Ecuador atraviesa una crisis de seguridad sin precedentes. La infiltración del crimen organizado transnacional y sus brazos ejecutores locales ha transformado la vigilancia en una prioridad nacional. Sin embargo, mientras el país intenta blindarse contra el terrorismo y la violencia, en puntos muy críticos de conectividad -como los aeropuertos- parece existir una grieta.

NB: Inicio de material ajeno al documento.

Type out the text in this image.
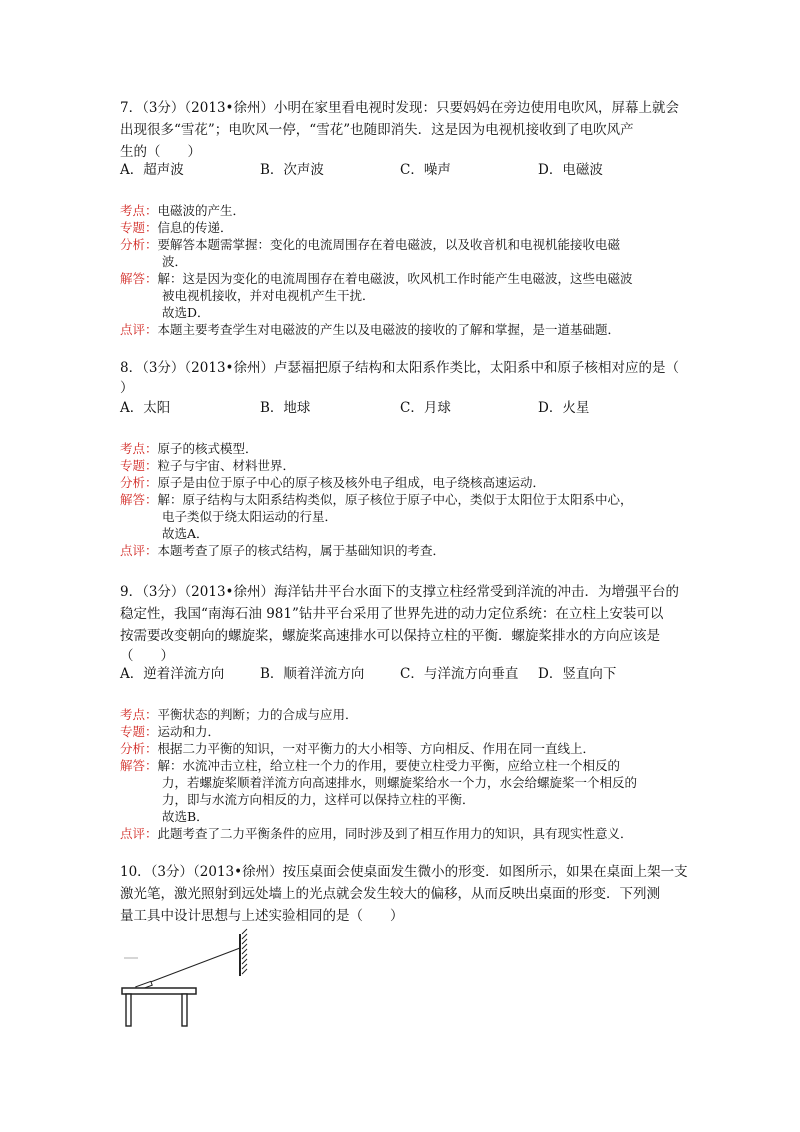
7．（3分）（2013•徐州）小明在家里看电视时发现：只要妈妈在旁边使用电吹风，屏幕上就会
出现很多“雪花”；电吹风一停，“雪花”也随即消失．这是因为电视机接收到了电吹风产
生的（　　）
A．超声波	B．次声波	C．噪声	D．电磁波
考点：电磁波的产生．
专题：信息的传递．
分析：要解答本题需掌握：变化的电流周围存在着电磁波，以及收音机和电视机能接收电磁
波．
解答：解：这是因为变化的电流周围存在着电磁波，吹风机工作时能产生电磁波，这些电磁波
被电视机接收，并对电视机产生干扰．
故选D．
点评：本题主要考查学生对电磁波的产生以及电磁波的接收的了解和掌握，是一道基础题．
8．（3分）（2013•徐州）卢瑟福把原子结构和太阳系作类比，太阳系中和原子核相对应的是（
）
A．太阳	B．地球	C．月球	D．火星
考点：原子的核式模型．
专题：粒子与宇宙、材料世界．
分析：原子是由位于原子中心的原子核及核外电子组成，电子绕核高速运动．
解答：解：原子结构与太阳系结构类似，原子核位于原子中心，类似于太阳位于太阳系中心，
电子类似于绕太阳运动的行星．
故选A．
点评：本题考查了原子的核式结构，属于基础知识的考查．
9．（3分）（2013•徐州）海洋钻井平台水面下的支撑立柱经常受到洋流的冲击．为增强平台的
稳定性，我国“南海石油 981”钻井平台采用了世界先进的动力定位系统：在立柱上安装可以
按需要改变朝向的螺旋桨，螺旋桨高速排水可以保持立柱的平衡．螺旋桨排水的方向应该是
（　　）
A．逆着洋流方向	B．顺着洋流方向	C．与洋流方向垂直 D．竖直向下
考点：平衡状态的判断；力的合成与应用．
专题：运动和力．
分析：根据二力平衡的知识，一对平衡力的大小相等、方向相反、作用在同一直线上．
解答：解：水流冲击立柱，给立柱一个力的作用，要使立柱受力平衡，应给立柱一个相反的
力，若螺旋桨顺着洋流方向高速排水，则螺旋桨给水一个力，水会给螺旋桨一个相反的
力，即与水流方向相反的力，这样可以保持立柱的平衡．
故选B．
点评：此题考查了二力平衡条件的应用，同时涉及到了相互作用力的知识，具有现实性意义．
10．（3分）（2013•徐州）按压桌面会使桌面发生微小的形变．如图所示，如果在桌面上架一支
激光笔，激光照射到远处墙上的光点就会发生较大的偏移，从而反映出桌面的形变．下列测
量工具中设计思想与上述实验相同的是（　　）
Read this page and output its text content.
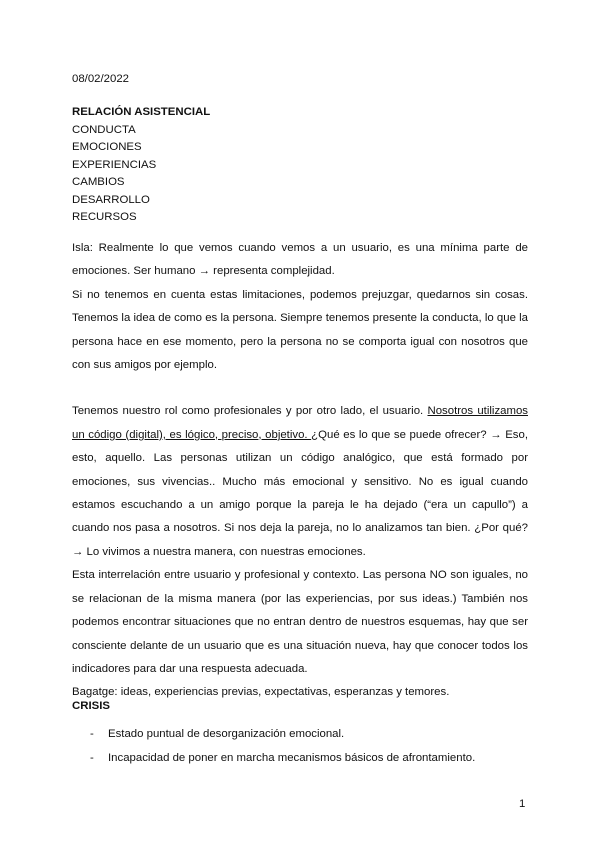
08/02/2022
RELACIÓN ASISTENCIAL
CONDUCTA
EMOCIONES
EXPERIENCIAS
CAMBIOS
DESARROLLO
RECURSOS

Isla: Realmente lo que vemos cuando vemos a un usuario, es una mínima parte de emociones. Ser humano → representa complejidad.

Si no tenemos en cuenta estas limitaciones, podemos prejuzgar, quedarnos sin cosas. Tenemos la idea de como es la persona. Siempre tenemos presente la conducta, lo que la persona hace en ese momento, pero la persona no se comporta igual con nosotros que con sus amigos por ejemplo.

Tenemos nuestro rol como profesionales y por otro lado, el usuario. Nosotros utilizamos un código (digital), es lógico, preciso, objetivo. ¿Qué es lo que se puede ofrecer? → Eso, esto, aquello. Las personas utilizan un código analógico, que está formado por emociones, sus vivencias.. Mucho más emocional y sensitivo. No es igual cuando estamos escuchando a un amigo porque la pareja le ha dejado (“era un capullo”) a cuando nos pasa a nosotros. Si nos deja la pareja, no lo analizamos tan bien. ¿Por qué? → Lo vivimos a nuestra manera, con nuestras emociones.

Esta interrelación entre usuario y profesional y contexto. Las persona NO son iguales, no se relacionan de la misma manera (por las experiencias, por sus ideas.) También nos podemos encontrar situaciones que no entran dentro de nuestros esquemas, hay que ser consciente delante de un usuario que es una situación nueva, hay que conocer todos los indicadores para dar una respuesta adecuada.

Bagatge: ideas, experiencias previas, expectativas, esperanzas y temores.

CRISIS
- Estado puntual de desorganización emocional.
- Incapacidad de poner en marcha mecanismos básicos de afrontamiento.
1
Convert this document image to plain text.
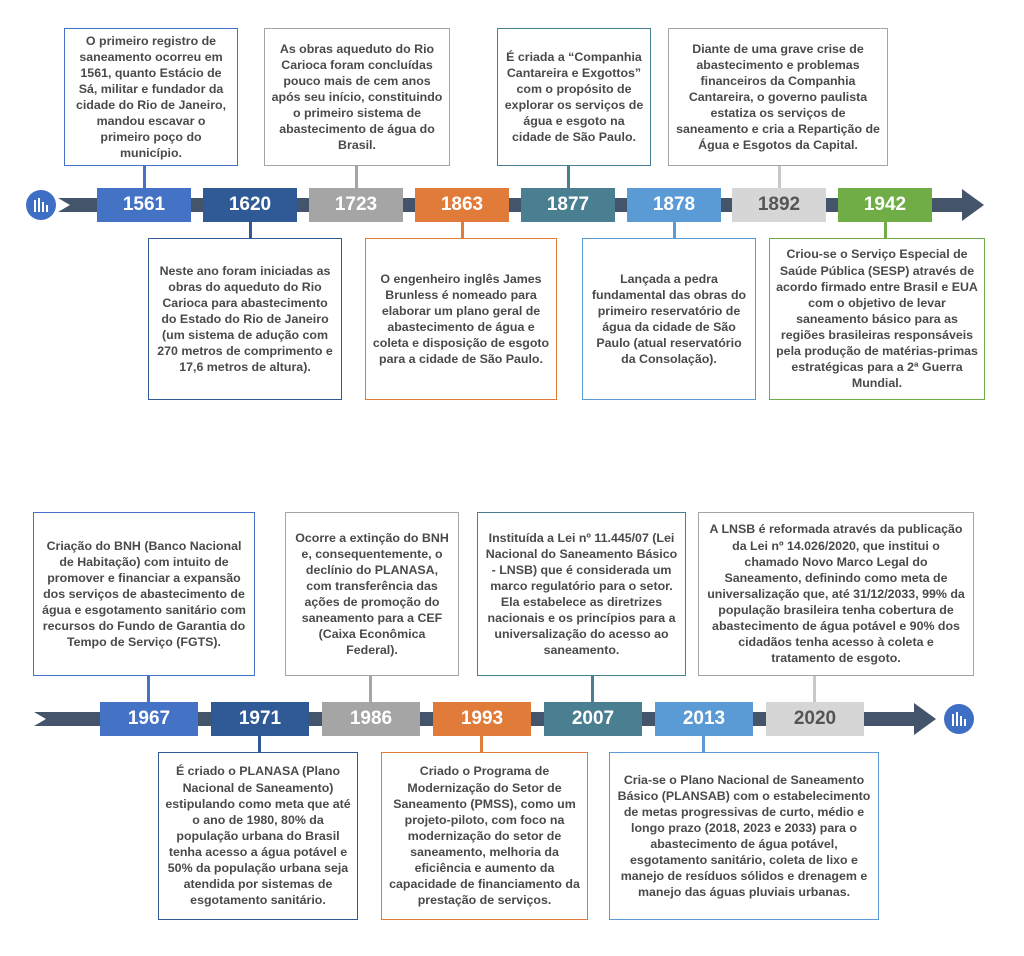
1561	1620	1723	1863	1877	1878	1892	1942
O primeiro registro de saneamento ocorreu em 1561, quanto Estácio de Sá, militar e fundador da cidade do Rio de Janeiro, mandou escavar o primeiro poço do município.
As obras aqueduto do Rio Carioca foram concluídas pouco mais de cem anos após seu início, constituindo o primeiro sistema de abastecimento de água do Brasil.
É criada a “Companhia Cantareira e Exgottos” com o propósito de explorar os serviços de água e esgoto na cidade de São Paulo.
Diante de uma grave crise de abastecimento e problemas financeiros da Companhia Cantareira, o governo paulista estatiza os serviços de saneamento e cria a Repartição de Água e Esgotos da Capital.
Neste ano foram iniciadas as obras do aqueduto do Rio Carioca para abastecimento do Estado do Rio de Janeiro (um sistema de adução com 270 metros de comprimento e 17,6 metros de altura).
O engenheiro inglês James Brunless é nomeado para elaborar um plano geral de abastecimento de água e coleta e disposição de esgoto para a cidade de São Paulo.
Lançada a pedra fundamental das obras do primeiro reservatório de água da cidade de São Paulo (atual reservatório da Consolação).
Criou-se o Serviço Especial de Saúde Pública (SESP) através de acordo firmado entre Brasil e EUA com o objetivo de levar saneamento básico para as regiões brasileiras responsáveis pela produção de matérias-primas estratégicas para a 2ª Guerra Mundial.
1967	1971	1986	1993	2007	2013	2020
Criação do BNH (Banco Nacional de Habitação) com intuito de promover e financiar a expansão dos serviços de abastecimento de água e esgotamento sanitário com recursos do Fundo de Garantia do Tempo de Serviço (FGTS).
Ocorre a extinção do BNH e, consequentemente, o declínio do PLANASA, com transferência das ações de promoção do saneamento para a CEF (Caixa Econômica Federal).
Instituída a Lei nº 11.445/07 (Lei Nacional do Saneamento Básico - LNSB) que é considerada um marco regulatório para o setor. Ela estabelece as diretrizes nacionais e os princípios para a universalização do acesso ao saneamento.
A LNSB é reformada através da publicação da Lei nº 14.026/2020, que institui o chamado Novo Marco Legal do Saneamento, definindo como meta de universalização que, até 31/12/2033, 99% da população brasileira tenha cobertura de abastecimento de água potável e 90% dos cidadãos tenha acesso à coleta e tratamento de esgoto.
É criado o PLANASA (Plano Nacional de Saneamento) estipulando como meta que até o ano de 1980, 80% da população urbana do Brasil tenha acesso a água potável e 50% da população urbana seja atendida por sistemas de esgotamento sanitário.
Criado o Programa de Modernização do Setor de Saneamento (PMSS), como um projeto-piloto, com foco na modernização do setor de saneamento, melhoria da eficiência e aumento da capacidade de financiamento da prestação de serviços.
Cria-se o Plano Nacional de Saneamento Básico (PLANSAB) com o estabelecimento de metas progressivas de curto, médio e longo prazo (2018, 2023 e 2033) para o abastecimento de água potável, esgotamento sanitário, coleta de lixo e manejo de resíduos sólidos e drenagem e manejo das águas pluviais urbanas.
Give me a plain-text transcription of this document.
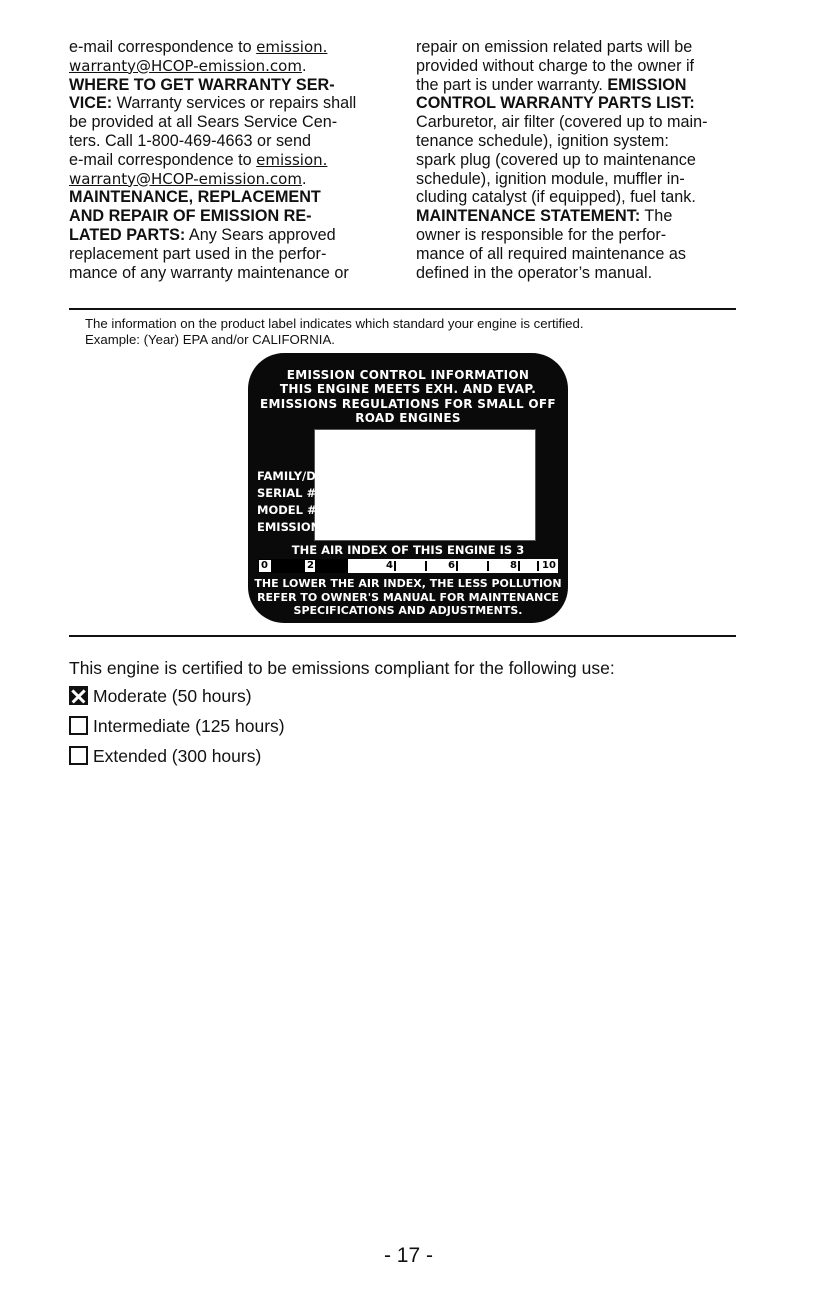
e-mail correspondence to emission.

warranty@HCOP-emission.com.

WHERE TO GET WARRANTY SER-

VICE: Warranty services or repairs shall

be provided at all Sears Service Cen-

ters. Call 1-800-469-4663 or send

e-mail correspondence to emission.

warranty@HCOP-emission.com.

MAINTENANCE, REPLACEMENT

AND REPAIR OF EMISSION RE-

LATED PARTS: Any Sears approved

replacement part used in the perfor-

mance of any warranty maintenance or

repair on emission related parts will be

provided without charge to the owner if

the part is under warranty. EMISSION

CONTROL WARRANTY PARTS LIST:

Carburetor, air filter (covered up to main-

tenance schedule), ignition system:

spark plug (covered up to maintenance

schedule), ignition module, muffler in-

cluding catalyst (if equipped), fuel tank.

MAINTENANCE STATEMENT: The

owner is responsible for the perfor-

mance of all required maintenance as

defined in the operator’s manual.

The information on the product label indicates which standard your engine is certified.

Example: (Year) EPA and/or CALIFORNIA.

EMISSION CONTROL INFORMATION
THIS ENGINE MEETS EXH. AND EVAP.
EMISSIONS REGULATIONS FOR SMALL OFF
ROAD ENGINES
FAMILY/DISP.
SERIAL #
MODEL #
EMISSION
THE AIR INDEX OF THIS ENGINE IS 3
0	2	4	6	8	10
THE LOWER THE AIR INDEX, THE LESS POLLUTION
REFER TO OWNER'S MANUAL FOR MAINTENANCE
SPECIFICATIONS AND ADJUSTMENTS.
This engine is certified to be emissions compliant for the following use:
Moderate (50 hours)
Intermediate (125 hours)
Extended (300 hours)
- 17 -
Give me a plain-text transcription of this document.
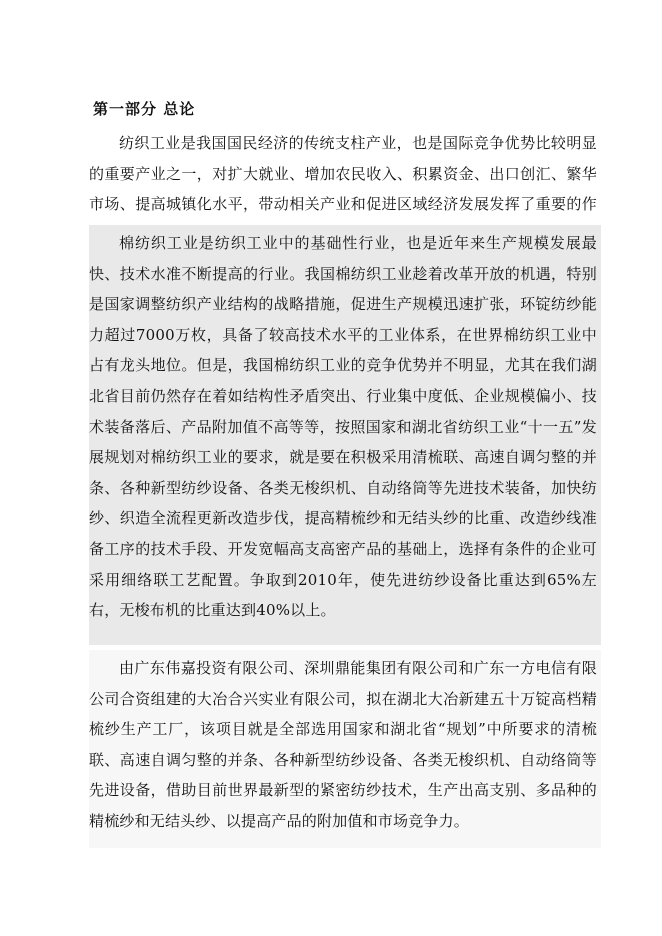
第一部分 总论

纺织工业是我国国民经济的传统支柱产业，也是国际竞争优势比较明显的重要产业之一，对扩大就业、增加农民收入、积累资金、出口创汇、繁华市场、提高城镇化水平，带动相关产业和促进区域经济发展发挥了重要的作

棉纺织工业是纺织工业中的基础性行业，也是近年来生产规模发展最快、技术水准不断提高的行业。我国棉纺织工业趁着改革开放的机遇，特别是国家调整纺织产业结构的战略措施，促进生产规模迅速扩张，环锭纺纱能力超过7000万枚，具备了较高技术水平的工业体系，在世界棉纺织工业中占有龙头地位。但是，我国棉纺织工业的竞争优势并不明显，尤其在我们湖北省目前仍然存在着如结构性矛盾突出、行业集中度低、企业规模偏小、技术装备落后、产品附加值不高等等，按照国家和湖北省纺织工业“十一五”发展规划对棉纺织工业的要求，就是要在积极采用清梳联、高速自调匀整的并条、各种新型纺纱设备、各类无梭织机、自动络筒等先进技术装备，加快纺纱、织造全流程更新改造步伐，提高精梳纱和无结头纱的比重、改造纱线准备工序的技术手段、开发宽幅高支高密产品的基础上，选择有条件的企业可采用细络联工艺配置。争取到2010年，使先进纺纱设备比重达到65%左右，无梭布机的比重达到40%以上。

由广东伟嘉投资有限公司、深圳鼎能集团有限公司和广东一方电信有限公司合资组建的大冶合兴实业有限公司，拟在湖北大冶新建五十万锭高档精梳纱生产工厂，该项目就是全部选用国家和湖北省“规划”中所要求的清梳联、高速自调匀整的并条、各种新型纺纱设备、各类无梭织机、自动络筒等先进设备，借助目前世界最新型的紧密纺纱技术，生产出高支别、多品种的精梳纱和无结头纱、以提高产品的附加值和市场竞争力。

Resulta incomprensible que ante la sofisticación de las bandas delictivas y el riesgo constante de fugas de alto perfil, el control de identidad pueda ser laxo. En el aeropuerto de Guayaquil, la exigencia de la cédula de identidad para acceder a los filtros de seguridad es intermitente, limitándose muchas veces a la revisión del pase de abordar. En Quito, la situación es aún más permisiva: el ingreso depende solo del escaneo automático del pase de abordar, sin ninguna validación humana que confirme quién está detrás de ese boleto. ¿Cómo se garantiza que el pasajero que se embarca en el avión es realmente quien dice ser? En un escenario donde el crimen no escatima recursos, las autoridades y las instituciones responsables del transporte aéreo deben actuar con urgencia. Es hora de revisar protocolos y asegurar que todos los pasajeros sean debidamente identificados antes de abordar.